Photography as an art: Does inspiration lie in painting?
Do the harsh reality of photographs and the interpretative nature of fine art, especially painting, have connection? Photography, which developed only in 1830s, has struggled for a definitive description as an art form, something that is naturally bestowed upon painting.
Photography’s quest for artistic respectability and the deep underlining connections of European painting and art with photography is being explored in an exhibition at London’s National Gallery.
In an innovative approach, early and contemporary photographs are presented next to paintings, highlighting the influence of art on photography.
Photography, the exhibition highlights, is staged and not just taken. “The confusion and deliberate ambiguity between the real and the fictional very much permeates this exhibition,” says Hope Kingsley, who has co-curated the exhibition along with Christopher Riopelle. “In these photographs, a lot is left to imagination, which fills in a very rich panoply of possibilities.”
Photography since its inception has been influenced by fine art, says Kingsley. Swedish painter-turned-photographer Oscar Gustav Rejlander, one of the pioneers of photography, used theatre artists to pose for his controversial semi-nude pictures mimicking paintings of European masters. He was one of the standout photographers to emerge from the 1857 Manchester exhibition.

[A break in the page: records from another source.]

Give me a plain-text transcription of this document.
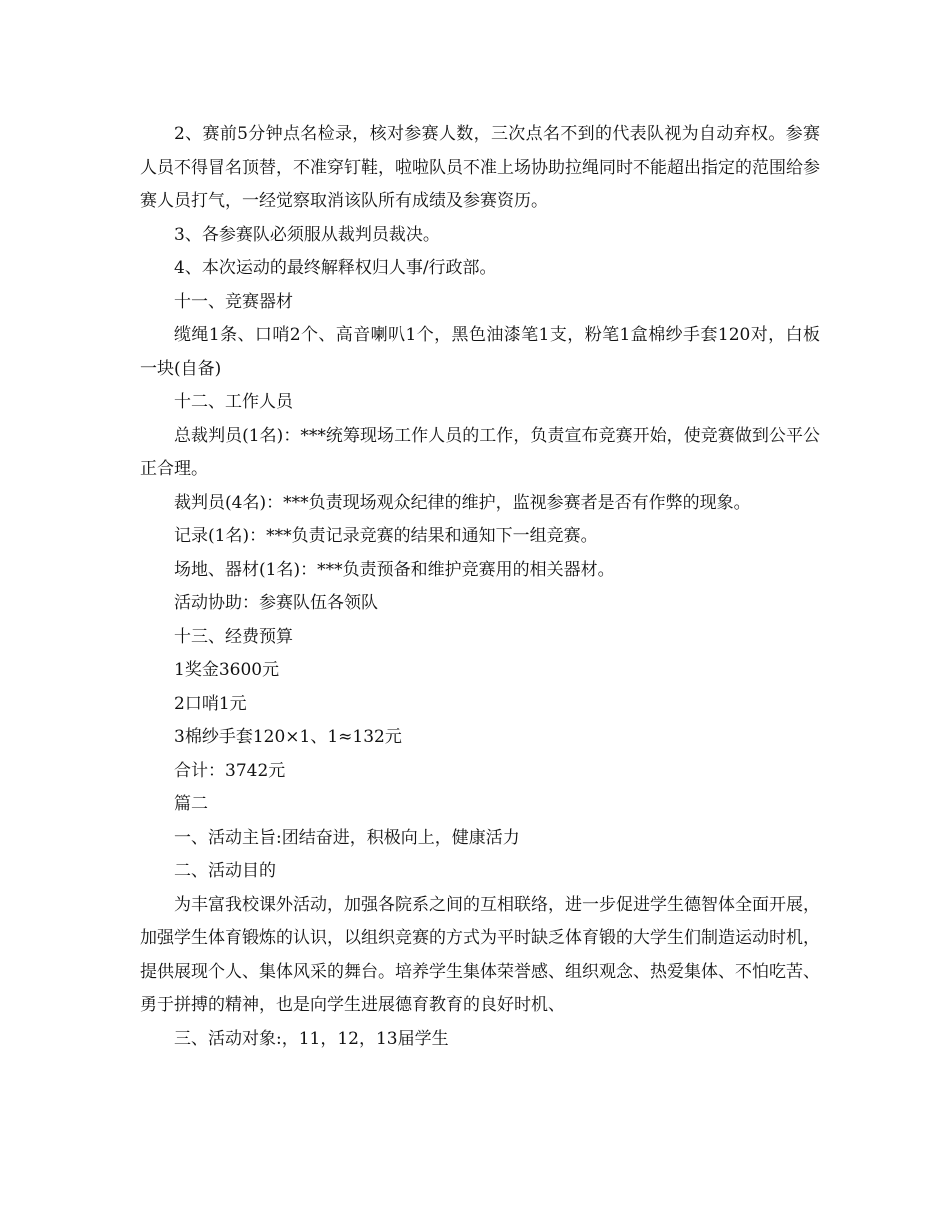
2、赛前5分钟点名检录，核对参赛人数，三次点名不到的代表队视为自动弃权。参赛人员不得冒名顶替，不准穿钉鞋，啦啦队员不准上场协助拉绳同时不能超出指定的范围给参赛人员打气，一经觉察取消该队所有成绩及参赛资历。

3、各参赛队必须服从裁判员裁决。

4、本次运动的最终解释权归人事/行政部。

十一、竞赛器材

缆绳1条、口哨2个、高音喇叭1个，黑色油漆笔1支，粉笔1盒棉纱手套120对，白板一块(自备)

十二、工作人员

总裁判员(1名)：***统筹现场工作人员的工作，负责宣布竞赛开始，使竞赛做到公平公正合理。

裁判员(4名)：***负责现场观众纪律的维护，监视参赛者是否有作弊的现象。

记录(1名)：***负责记录竞赛的结果和通知下一组竞赛。

场地、器材(1名)：***负责预备和维护竞赛用的相关器材。

活动协助：参赛队伍各领队

十三、经费预算

1奖金3600元

2口哨1元

3棉纱手套120×1、1≈132元

合计：3742元

篇二

一、活动主旨:团结奋进，积极向上，健康活力

二、活动目的

为丰富我校课外活动，加强各院系之间的互相联络，进一步促进学生德智体全面开展，加强学生体育锻炼的认识，以组织竞赛的方式为平时缺乏体育锻的大学生们制造运动时机，提供展现个人、集体风采的舞台。培养学生集体荣誉感、组织观念、热爱集体、不怕吃苦、勇于拼搏的精神，也是向学生进展德育教育的良好时机、

三、活动对象:，11，12，13届学生
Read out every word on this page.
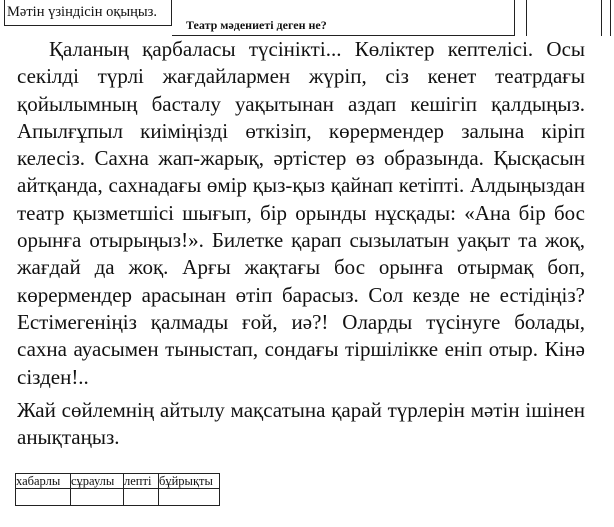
Мәтін үзіндісін оқыңыз.
Театр мәдениеті деген не?

Қаланың қарбаласы түсінікті... Көліктер кептелісі. Осы секілді түрлі жағдайлармен жүріп, сіз кенет театрдағы қойылымның басталу уақытынан аздап кешігіп қалдыңыз. Апылғұпыл киіміңізді өткізіп, көрермендер залына кіріп келесіз. Сахна жап-жарық, әртістер өз образында. Қысқасын айтқанда, сахнадағы өмір қыз-қыз қайнап кетіпті. Алдыңыздан театр қызметшісі шығып, бір орынды нұсқады: «Ана бір бос орынға отырыңыз!». Билетке қарап сызылатын уақыт та жоқ, жағдай да жоқ. Арғы жақтағы бос орынға отырмақ боп, көрермендер арасынан өтіп барасыз. Сол кезде не естідіңіз? Естімегеніңіз қалмады ғой, иә?! Оларды түсінуге болады, сахна ауасымен тыныстап, сондағы тіршілікке еніп отыр. Кінә сізден!..

Жай сөйлемнің айтылу мақсатына қарай түрлерін мәтін ішінен анықтаңыз.

хабарлы	сұраулы	лепті	бұйрықты
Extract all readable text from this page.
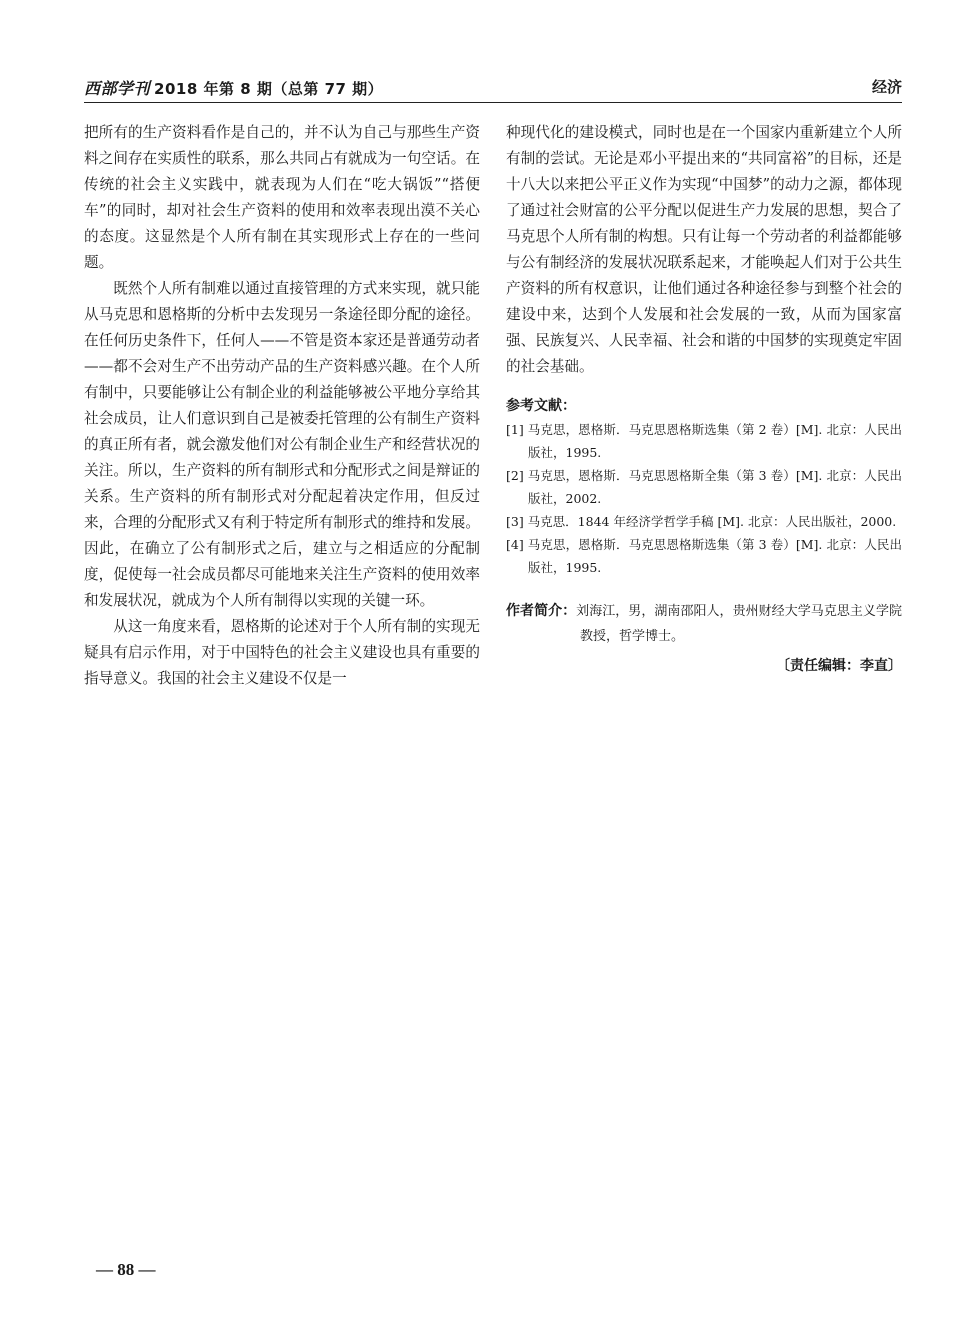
西部学刊 2018 年第 8 期（总第 77 期）	经济

把所有的生产资料看作是自己的，并不认为自己与那些生产资料之间存在实质性的联系，那么共同占有就成为一句空话。在传统的社会主义实践中，就表现为人们在“吃大锅饭”“搭便车”的同时，却对社会生产资料的使用和效率表现出漠不关心的态度。这显然是个人所有制在其实现形式上存在的一些问题。

既然个人所有制难以通过直接管理的方式来实现，就只能从马克思和恩格斯的分析中去发现另一条途径即分配的途径。在任何历史条件下，任何人——不管是资本家还是普通劳动者——都不会对生产不出劳动产品的生产资料感兴趣。在个人所有制中，只要能够让公有制企业的利益能够被公平地分享给其社会成员，让人们意识到自己是被委托管理的公有制生产资料的真正所有者，就会激发他们对公有制企业生产和经营状况的关注。所以，生产资料的所有制形式和分配形式之间是辩证的关系。生产资料的所有制形式对分配起着决定作用，但反过来，合理的分配形式又有利于特定所有制形式的维持和发展。因此，在确立了公有制形式之后，建立与之相适应的分配制度，促使每一社会成员都尽可能地来关注生产资料的使用效率和发展状况，就成为个人所有制得以实现的关键一环。

从这一角度来看，恩格斯的论述对于个人所有制的实现无疑具有启示作用，对于中国特色的社会主义建设也具有重要的指导意义。我国的社会主义建设不仅是一

种现代化的建设模式，同时也是在一个国家内重新建立个人所有制的尝试。无论是邓小平提出来的“共同富裕”的目标，还是十八大以来把公平正义作为实现“中国梦”的动力之源，都体现了通过社会财富的公平分配以促进生产力发展的思想，契合了马克思个人所有制的构想。只有让每一个劳动者的利益都能够与公有制经济的发展状况联系起来，才能唤起人们对于公共生产资料的所有权意识，让他们通过各种途径参与到整个社会的建设中来，达到个人发展和社会发展的一致，从而为国家富强、民族复兴、人民幸福、社会和谐的中国梦的实现奠定牢固的社会基础。

参考文献：
[1] 马克思，恩格斯．马克思恩格斯选集（第 2 卷）[M]. 北京：人民出版社，1995.
[2] 马克思，恩格斯．马克思恩格斯全集（第 3 卷）[M]. 北京：人民出版社，2002.
[3] 马克思．1844 年经济学哲学手稿 [M]. 北京：人民出版社，2000.
[4] 马克思，恩格斯．马克思恩格斯选集（第 3 卷）[M]. 北京：人民出版社，1995.
作者简介：刘海江，男，湖南邵阳人，贵州财经大学马克思主义学院教授，哲学博士。
〔责任编辑：李直〕
— 88 —
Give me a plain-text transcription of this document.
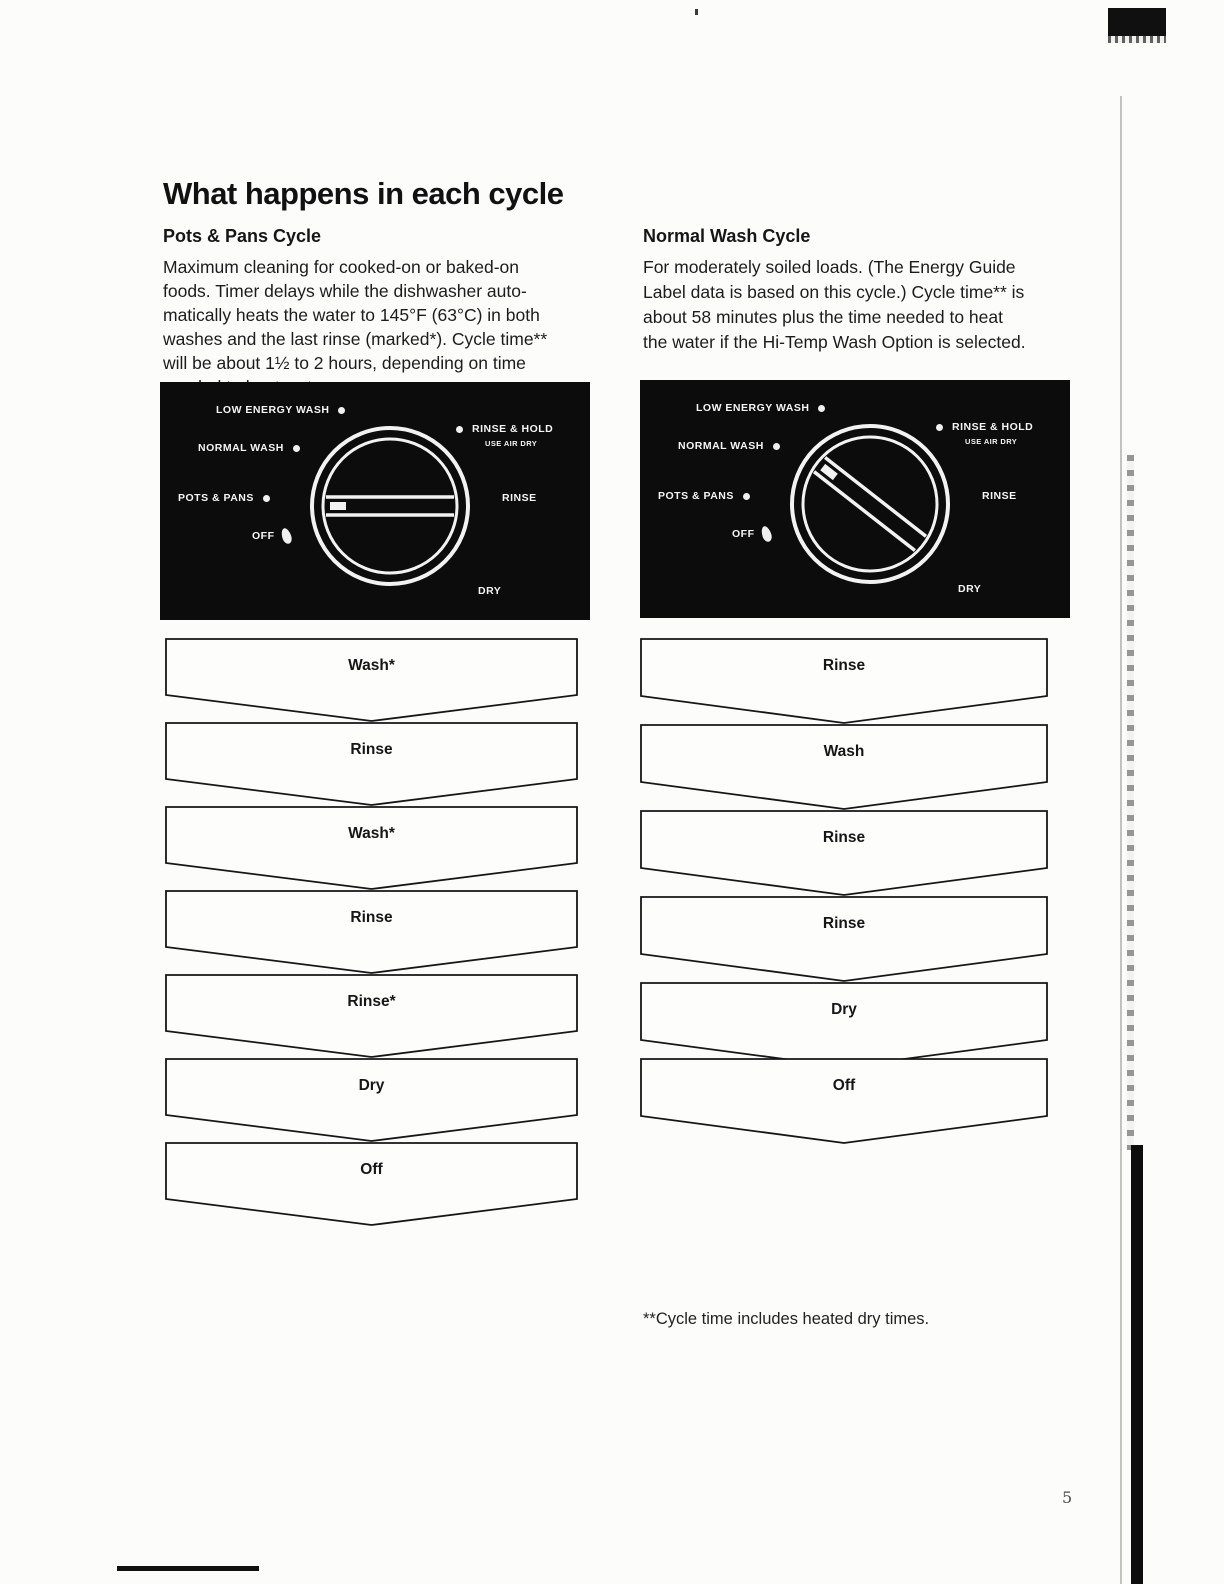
What happens in each cycle
Pots & Pans Cycle
Maximum cleaning for cooked-on or baked-on
foods. Timer delays while the dishwasher auto-
matically heats the water to 145°F (63°C) in both
washes and the last rinse (marked*). Cycle time**
will be about 1½ to 2 hours, depending on time
Normal Wash Cycle
For moderately soiled loads. (The Energy Guide
Label data is based on this cycle.) Cycle time** is
about 58 minutes plus the time needed to heat
the water if the Hi-Temp Wash Option is selected.
LOW ENERGY WASH
NORMAL WASH
POTS & PANS
OFF
RINSE & HOLD
USE AIR DRY
RINSE
DRY
LOW ENERGY WASH
NORMAL WASH
POTS & PANS
OFF
RINSE & HOLD
USE AIR DRY
RINSE
DRY
Wash*
Rinse
Wash*
Rinse
Rinse*
Dry
Off
Rinse
Wash
Rinse
Rinse
Dry
Off
**Cycle time includes heated dry times.
5
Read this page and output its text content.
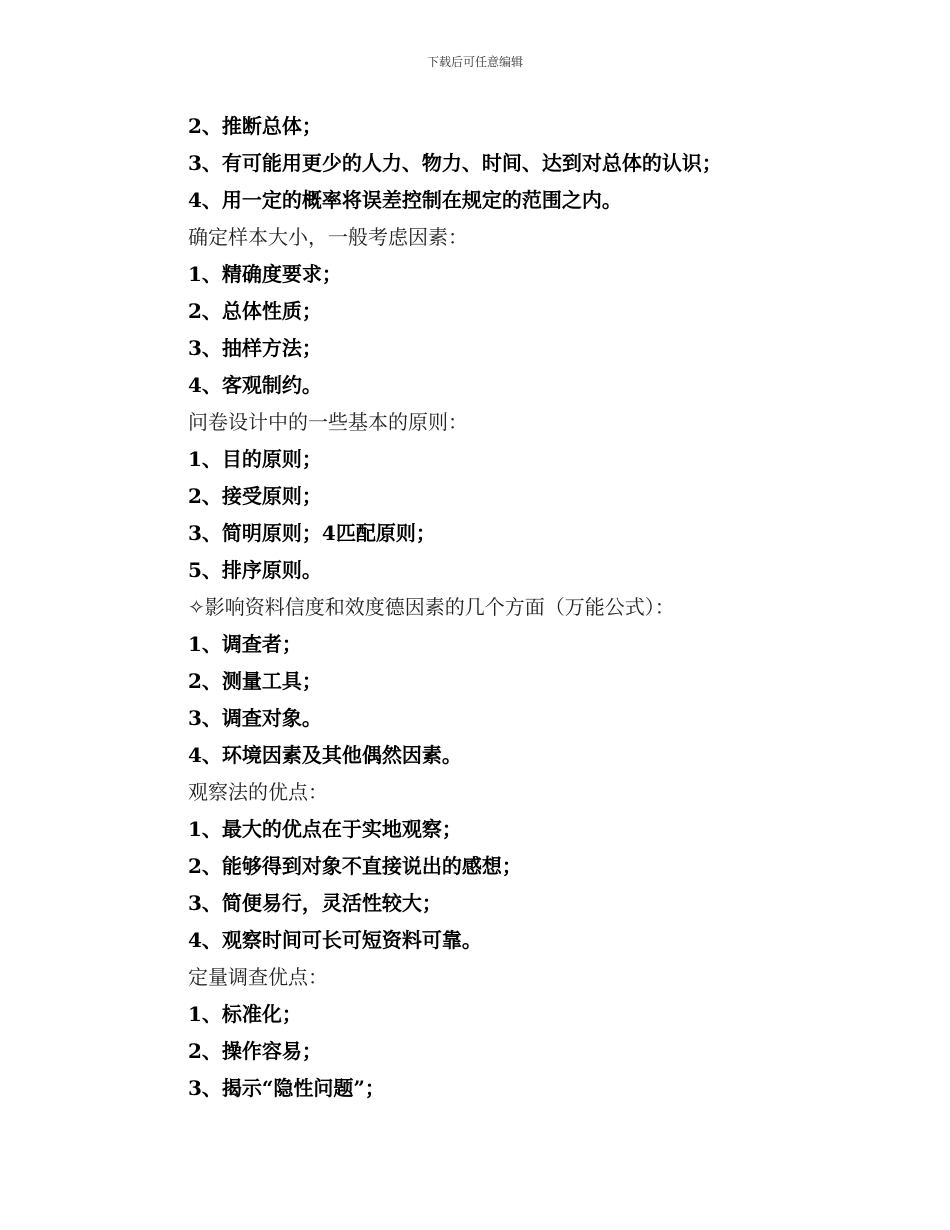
下载后可任意编辑
2、推断总体；
3、有可能用更少的人力、物力、时间、达到对总体的认识；
4、用一定的概率将误差控制在规定的范围之内。
确定样本大小，一般考虑因素：
1、精确度要求；
2、总体性质；
3、抽样方法；
4、客观制约。
问卷设计中的一些基本的原则：
1、目的原则；
2、接受原则；
3、简明原则；4匹配原则；
5、排序原则。
✧影响资料信度和效度德因素的几个方面（万能公式）：
1、调查者；
2、测量工具；
3、调查对象。
4、环境因素及其他偶然因素。
观察法的优点：
1、最大的优点在于实地观察；
2、能够得到对象不直接说出的感想；
3、简便易行，灵活性较大；
4、观察时间可长可短资料可靠。
定量调查优点：
1、标准化；
2、操作容易；
3、揭示“隐性问题”；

“For Rejlander using subjects inspired by art, subjects that were very familiar to his audience, were a way of pushing people’s understanding on what photography could do,” explains Kingsley.
The nude and the suffering debate in photography is also tackled in the exhibition with comparisons being drawn between a nude portrait of a man with an octopus tattoo and an albumen print from 1850s of a sculpture of a Trojan priest Laocoon and his sons in a death struggle with sea serpents.
“The controversy about the photographs of nudes was the mismatch between the beauty of nudes in paintings, which were idealised and synthesised from a number of sources, to the undeniable reality of a naked body in front of the lens of a camera,” says Kingsley. The early debate on whether nude photography could be art centred on the fact that these photographs were so real, so un-idealised. The exhibition does not invoke debates about censorship, especially on nude photography, but instead the debate on what is art, whether photography can be qualified as art and what is legitimate in name of art, Kingsley adds.
Indian-born British photographer Julia Margaret Cameron’s 1872 photograph of a woman and child as the Madonna and Jesus was inspired by Renaissance paintings and Helen Chadwick subverted that image by making a collage of Madonna and a girl child with photocopies.
French artist Ignace-Henri-Theordore Fantin-Latour’s The Rosy Wealth of June, a still like of a flower bouquet, has inspired Ori Gersht’s photograph of exploding recreation of Latour flower arrangements, highlighting transience of beauty in the world, a nod at memento mori. The photographs and paintings are presented in traditional genres of portraits, still life, nudes, tableaux and landscape, highlighting the universality of the themes and influences across paintings and photography.
Seduced by Art: Photography Past and Present National Gallery, London. Till January 20, 2013.